Le gouvernement est en train de gagner parce que tous ses soutiens participent au grand débat: ils sont en train de gagner parce que parlant entre eux ils font croire que l'ensemble des français débattent. Ainsi, soit dit en passant, si vous créez une réunion pour échanger entre gilets jaunes, alors vous participez au succès du grand débat (500.000 propositions et 3300 réunions à l'heure actuelle), puisque seuls comptent ces chiffres. Foutaise, évidemment, puisqu'on ne pourra juger du succès du grand débat qu'à ces effets positifs sur l'amélioration de la situation globale de notre pays, tant sur le plan social, écologique que démocratique. Mais on connaît déjà l'issue: seuls les plus romantiques font encore semblant d'espérer.
Le gouvernement est en train de gagner parce qu'il va aller jusqu'à dévoyer le référendum tel que prévu par nos institutions. Oui, Macron va nous donner la parole...sur plusieurs questions, soyez en sûrs, sans quoi, il est mort ! N'oubliez pas que Macron a dit lui-même qu'il ne proposerait jamais la sortie de l'UE à un référendum, car il connaissait déjà la réponse - à savoir une sortie de l'UE (ce qui sous-entendu, ne lui convenait pas).
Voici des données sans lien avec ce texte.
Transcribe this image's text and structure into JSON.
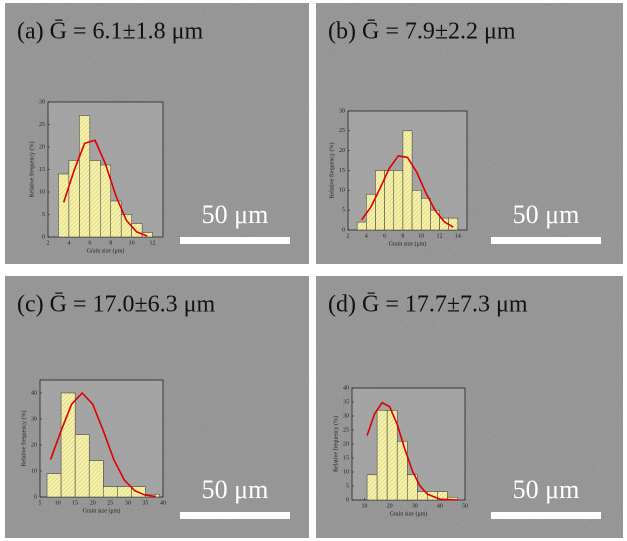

Attendez-vous à répondre correctement à une liste de propositions auxquelles la majorité a toujours été favorable (Le vote blanc, la réduction du nombre de parlementaires, etc... bref des trucs de ce genre). Le gouvernement va gagner car la majorité va répondre oui. Macron pourra alors s'envelopper de toutes les vertus démocratiques d'un référendum sans jamais avoir réellement permis l'expression du peuple, et le tour sera joué! Et d'ici là, il n'y aura plus de gilets jaunes. Voilà, le gouvernement va gagner car il assume progressivement l'autoritarisme, la violence et la désinformation comme méthode d'exercice du pouvoir. Il a compris que la fable de la mondialisation heureuse ne passait plus; il a compris que les peuples ne pouvaient plus supporter les méfaits de la globalisation économique et du libre échange. Il a compris qu'il pouvait et devait utiliser, étant omnipotent, tous les moyens nécessaires à la survie d'une doctrine économique qui consiste en l'asservissement des hommes et dont fort logiquement la majorité ne veut plus.
Voilà, le gouvernement a gagné car on ne voit aucune issue au piège qui nous est tendu depuis si longtemps déjà.
Voilà, le gouvernement à gagné : il est parvenu au plus infâme des résultats: montrer à certains (qui se croyaient à l'abri de ça et dont je suis) qu'ils peuvent dans certains cas être traversé par une telle colère qu'ils pourraient en devenir violents. Il ne faut pas, surtout pas, céder à ça. En attendant: certains ont faims, d'autres se gavent, la planète part en couille. Moral en berne.